Lily (Lauren Horsley) works at a burger bar where the highlight of her day is when Jarrod (Jemaine Clement) comes in and orders a meal. He works across the way in the mall's computer gaming emporium, and she has a crush on him despite him not being aware of her other than as the person who serves him, and even then he does not seek her out, preferring to be served by her co-worker who he finds more attractive. Lily is undeterred, or she is until one day her name is picked out of a hat by her boss as the person to be sacked for budgetary reasons: now she doesn't have much time left to get to know Jarrod, so inveigles her way into an invitation to his fancy dress party...
Eagle vs Shark was the first film Taika Waititi made before the blockbusters came a-calling, after cutting his teeth on short comedies in his native New Zealand, and as with much of his work, gathered a cult following. You didn't need to be from his home nation to appreciate the humour, though it did have many who watched it making comparisons to the better-known Napoleon Dynamite thanks to a shared love of deadpan quirks, yet if many were being honest this probably had a better laugh rate if you were not so impressed with the American comedy's studied eccentricities, for Waititi offered his humour a lot less blankly, and a lot more local.
This was certainly offputting to some viewers, but the sense that if you knew New Zealanders, or had some experience of their culture, then you would get on with this more agreeably was present to the extent that it often felt like the film was doing itself and its fellow countrymen down - don't be so hard on yourself, may be your response. It was not completely negative by any means, simply that it was painfully aware of what the characters' drawbacks and idiosyncrasies were, with only the fact that it could have been actively depressing when it preferred more nuance its probable saving grace. If not consistently laugh out loud hilarious, it was accurate to observe it had its moments.
Quite a few of them, its self-deprecation evident when Waititi was expressing what in other locations may be described as the "cultural cringe", and maybe they call it that in the land of the kiwi too. Jarrod, it turns out, is a prize berk and not worthy even of a meek little mouse like Lily (it's implied the sole reason she latched onto him is because they both have a mole above their upper lip), but after she impresses him with her gaming skills, the old romantic keeps her behind after the party and has sex with her, to her delight in spite of taking about ten seconds to do the deed. But then he does a curious thing immediately afterwards: he makes a threatening telephone call, and she has no idea why, the theme of getting to know someone being accompanied by a pile of baggage growing ever more blatant.

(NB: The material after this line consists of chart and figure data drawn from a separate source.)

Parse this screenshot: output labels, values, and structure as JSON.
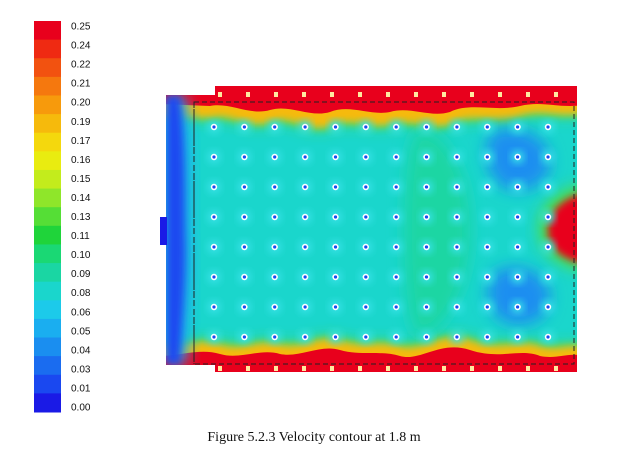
{
  "chart_data": {
    "type": "heatmap",
    "title": "",
    "colorbar": {
      "ticks": [
        "0.25",
        "0.24",
        "0.22",
        "0.21",
        "0.20",
        "0.19",
        "0.17",
        "0.16",
        "0.15",
        "0.14",
        "0.13",
        "0.11",
        "0.10",
        "0.09",
        "0.08",
        "0.06",
        "0.05",
        "0.04",
        "0.03",
        "0.01",
        "0.00"
      ],
      "colors": [
        "#e8001c",
        "#ef2a12",
        "#f25210",
        "#f5780e",
        "#f79a0c",
        "#f6ba0c",
        "#f4d80d",
        "#e9ec10",
        "#c3ec1c",
        "#8fe62a",
        "#55de36",
        "#1fd43a",
        "#1ad874",
        "#1ad6a3",
        "#1ad6cc",
        "#1ccaea",
        "#1aaef0",
        "#1a8ef0",
        "#1a6cf0",
        "#1a48f0",
        "#1a1ae6"
      ]
    },
    "grid": {
      "rows": 8,
      "columns": 12
    },
    "regions": {
      "bulk": 0.07,
      "top_band": 0.25,
      "bottom_band": 0.25,
      "right_bulge": 0.25,
      "left_inlet": 0.01,
      "right_low_upper": 0.04,
      "right_low_lower": 0.04
    }
  },
  "caption": "Figure 5.2.3 Velocity contour at 1.8 m"
}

Nevertheless, Lily, who lives with her brother, gets Jarrod talking one evening and he tells her he has been training for a fight with his arch-nemesis who he only refers to as "The Samoan". She allows him to take her to his hometown across the island, driven by her nice to a fault sibling Damon (Joel Tobeck) who has looked after her since her parents died, where we begin to get a more rounded view of what Waititi identified as amusing about his countrymen. Not only him, either, as Horsley (latterly Taylor) collaborated on the screenplay, providing a showcase for Clement's style of humour as well that would do him proud over the course of a very successful career. The final revelation about Jarrod's vendetta, with as it transpires the now-grown man who used to bully him at school, was appropriately anticlimactic, that was the kind of joke you got here, but Lily's first thwarted, then energised faith in her man was genuinely sweet, suggesting no one is beyond redemption, all they need is perspective and proper goals. Music by The Phoenix Foundation.